Senior Embedded Cybersecurity Engineer
LHP Engineering Solutions · Columbus, IN · 1 mo ago
On-siteInformation TechnologyFull-time
About the role
LHP Engineering Solutions seeks a Senior Embedded Cybersecurity Engineer to lead cybersecurity initiatives for connected, firmware-based products in Columbus, IN. The role involves working closely with various teams to ensure secure product development and operations.
Responsibilities
- Serve as the cybersecurity subject-matter expert in new product development (NPD) firmware activities and cross-functional project meetings.
- Provide cybersecurity and IT operational guidance to firmware, platform, and IT teams on secure design, coding, configuration management, and deployment practices.
- Manage cybersecurity aspects of Azure build/CI/CD pipelines, including Azure DevOps (ADO), Azure Key Vaults, and key/certificate lifecycle management.
- Lead and document cybersecurity risk assessments for critical assets (embedded devices, cloud services, mobile applications, manufacturing systems, and supporting IT infrastructure).
- Perform cybersecurity assessments (Ex: RED EN-18031 and CRA assessments) on targeted products and coordinate remediation with engineering teams.
- Develop, implement, and maintain cybersecurity policies and processes for IoT products across development, production, manufacturing, operations, and post-deployment support.
- Create and maintain cybersecurity work products and evidence to support ISO 27001 certification and other relevant standards.
- Review, triage, and drive closure of Azure ADO tickets related to cybersecurity implementation and vulnerabilities.
- Coordinate and provide technical guidance for penetration testing of embedded devices, mobile applications, and cloud services; review findings and drive remediation plans.
- Maintain awareness of industry trends, standards, and regulations related to embedded/IoT cybersecurity and provide recommendations to improve architectures, controls, and processes.
Requirements
- B.S. or M.S. in Electrical Engineering, Computer Engineering, Computer Science, Cybersecurity, or a related field.
- 5+ years of experience in embedded, IoT, or OT cybersecurity, including hands-on work with firmware-based products.
- Demonstrated experience with Azure DevOps (ADO) pipelines and Azure Key Vault (or similar CI/CD and secret-management platforms), including key and certificate lifecycle management.
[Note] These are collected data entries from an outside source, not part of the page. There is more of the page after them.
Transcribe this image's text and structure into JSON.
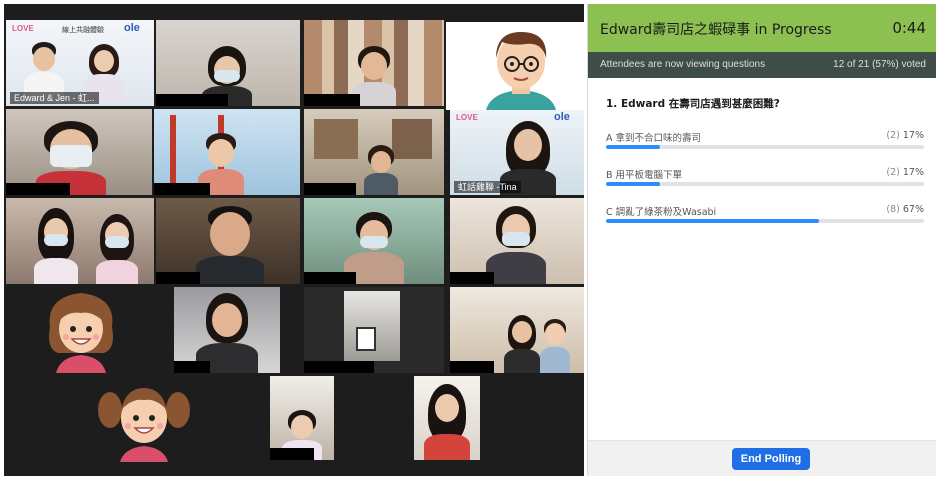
{
  "gallery": {
    "tiles": [
      {
        "label": "Edward & Jen - 虹..."
      },
      {
        "label": ""
      },
      {
        "label": ""
      },
      {
        "label": ""
      },
      {
        "label": ""
      },
      {
        "label": ""
      },
      {
        "label": "虹話雞聯 -Tina"
      }
    ],
    "logo_text": "ole",
    "logo_small": "LOVE",
    "banner_text": "線上共融體驗"
  },
  "poll": {
    "title": "Edward壽司店之蝦碌事  in Progress",
    "timer": "0:44",
    "status": "Attendees are now viewing questions",
    "vote_count": "12 of 21 (57%) voted",
    "question": "1. Edward 在壽司店遇到甚麼困難?",
    "answers": [
      {
        "label": "A 拿到不合口味的壽司",
        "count": "(2)",
        "percent": "17%",
        "value": 17
      },
      {
        "label": "B 用平板電腦下單",
        "count": "(2)",
        "percent": "17%",
        "value": 17
      },
      {
        "label": "C 調亂了綠茶粉及Wasabi",
        "count": "(8)",
        "percent": "67%",
        "value": 67
      }
    ],
    "end_button": "End Polling"
  },
  "colors": {
    "header_green": "#8cc152",
    "status_bar": "#3e4d47",
    "bar_blue": "#2d8cff",
    "button_blue": "#1f6ee6",
    "active_outline": "#9be35a"
  }
}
- Strong background in cybersecurity risk assessment and management (e.g., threat modeling, risk analysis methods) and familiarity with ISO 27001 and at least one of ISO 21434 or IEC 62443.
- Solid understanding of embedded hardware/software interactions, secure boot concepts, and common attack vectors against embedded and IoT devices.
- Experience with communication protocols used in automotive, material handling, or industrial systems (Ex: CAN, LIN, Ethernet/TCP/IP, industrial fieldbuses).
- Proven ability to collaborate with multi-disciplinary teams (firmware, IT, DevOps, manufacturing, suppliers, and leadership) and communicate complex cybersecurity topics clearly to non-experts.
- Strong documentation, ticketing, and organizational skills.
Desirable Competencies And Experience
- Experience performing or leading assessments against RED EN-18031 and/or EU Cyber Resilience Act requirements.
- Prior experience supporting ISO 27001 certification efforts, including creation of policies, procedures, and audit evidence.
- Experience coordinating third-party penetration tests and managing remediation programs.
- Knowledge of hardware security modules (HSMs), secure elements, and secure boot implementations for embedded devices.
- Familiarity with automotive/industrial safety and quality standards (Ex: ISO 26262, ASPICE) and their relationship to cybersecurity.
- Professional certifications such as CISSP, CSSLP, CEH, or comparable credentials.